Quantum computing poses a threat to data; the race towards Q-day is on

A quantum computer capable of breaking the encryption that protects bank transactions, business plans, energy infrastructure, health data, public records and military secrets does not yet exist. And yet, we should already be concerned about it. Because encrypted information and communications intercepted today may be decrypted tomorrow, when a sufficiently powerful quantum machine is capable of breaching the mathematical shield that protects them. Right at this very moment, hackers, criminal organisations, secret services, states or competing industries may already be at work implementing the ‘harvest now, decrypt later’ strategy: collect today, decrypt tomorrow.

This ‘tomorrow’ has a name: it’s called Q-Day – the day that will mark a watershed between the ‘before’ – a world protected by classical cryptography – and the ‘after’ – a world that can only be considered secure if it adopts post-quantum cryptography systems.

The stakes are extremely high. According to a study by the Hudson Institute, a US think tank, a hypothetical quantum attack on the Fedwire funds service – the system managed by the Fed that enables banks, financial institutions and government agencies to transfer funds in real time and with complete security – could, on its own, cause damage and losses amounting to 2,000 billion dollars. At present, it is not possible to pinpoint exactly when ‘Q-Day’ will arrive. The quantum computers available today are still a long way from having the scale, stability and error-correction capabilities needed to pose a genuine threat to current cryptographic systems. However, the threat is growing along two fronts: on the one hand, the hardware, stability and capabilities of quantum computers are improving; on the other, the computational resources required to carry out an attack are decreasing.

Q-Day will occur at the point where these two curves intersect. Most experts estimate that this day could arrive as early as 2030, with a probability of between 5 and 15 per cent, rising to 50 per cent by 2035. These figures should be treated with caution, not as a prophecy. However, even a limited probability becomes significant when essential services, information assets and strategic infrastructure – which cannot be reconfigured overnight – are at stake.

In this scenario, the timeline for the transition to post-quantum cryptography becomes a decisive factor. To understand this, the so-called ‘Mosca theorem’ – named after the researcher Michele Mosca – is useful.
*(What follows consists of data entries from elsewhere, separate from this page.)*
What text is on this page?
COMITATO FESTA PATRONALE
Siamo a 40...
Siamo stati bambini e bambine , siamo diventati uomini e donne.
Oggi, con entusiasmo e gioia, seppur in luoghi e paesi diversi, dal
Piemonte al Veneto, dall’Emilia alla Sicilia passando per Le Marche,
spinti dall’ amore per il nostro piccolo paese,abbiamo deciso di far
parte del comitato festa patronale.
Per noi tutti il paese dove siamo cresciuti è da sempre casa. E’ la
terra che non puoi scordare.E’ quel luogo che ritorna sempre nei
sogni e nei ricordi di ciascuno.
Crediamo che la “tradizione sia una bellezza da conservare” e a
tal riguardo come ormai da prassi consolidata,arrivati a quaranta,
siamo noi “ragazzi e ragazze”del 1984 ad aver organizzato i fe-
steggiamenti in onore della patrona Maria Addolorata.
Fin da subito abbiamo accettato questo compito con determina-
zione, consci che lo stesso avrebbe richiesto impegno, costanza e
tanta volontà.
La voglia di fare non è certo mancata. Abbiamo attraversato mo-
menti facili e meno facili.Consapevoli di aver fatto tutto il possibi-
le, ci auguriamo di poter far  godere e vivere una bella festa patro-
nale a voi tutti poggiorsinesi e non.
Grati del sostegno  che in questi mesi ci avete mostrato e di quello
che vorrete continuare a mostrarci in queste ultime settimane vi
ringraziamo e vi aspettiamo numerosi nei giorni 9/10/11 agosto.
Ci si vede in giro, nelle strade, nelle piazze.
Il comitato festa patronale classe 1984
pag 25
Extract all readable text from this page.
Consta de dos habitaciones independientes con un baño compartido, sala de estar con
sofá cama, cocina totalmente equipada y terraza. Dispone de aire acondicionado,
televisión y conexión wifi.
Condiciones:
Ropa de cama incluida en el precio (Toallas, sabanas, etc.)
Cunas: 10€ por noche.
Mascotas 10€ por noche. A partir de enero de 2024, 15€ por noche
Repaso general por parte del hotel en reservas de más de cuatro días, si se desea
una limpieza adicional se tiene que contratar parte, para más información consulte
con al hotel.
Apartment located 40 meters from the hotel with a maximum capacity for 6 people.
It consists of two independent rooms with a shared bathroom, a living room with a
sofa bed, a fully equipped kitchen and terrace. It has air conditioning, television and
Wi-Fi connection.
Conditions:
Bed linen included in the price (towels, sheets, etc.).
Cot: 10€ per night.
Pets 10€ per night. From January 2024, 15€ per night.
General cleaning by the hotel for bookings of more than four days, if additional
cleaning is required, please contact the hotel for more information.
It is based on the principle that the risk of a security system being breached becomes a real possibility when the time required to migrate security systems, added to the period during which the data must remain confidential, exceeds the estimated time remaining until the arrival of a technology capable of breaching those very systems. To put it another way, and considering the most widely accepted scenario – namely, a 5–15 per cent probability that ‘Q-Day’ will occur by 2030: if a government currently holds sensitive data whose confidentiality must be guaranteed at least until 2030 and anticipates that the migration of its security systems to post-quantum cryptography will take more than four years, its data is already at risk. The organisation is already vulnerable. The ‘theorem’ demonstrates that waiting until Q-Day to adapt means being certain to be too late.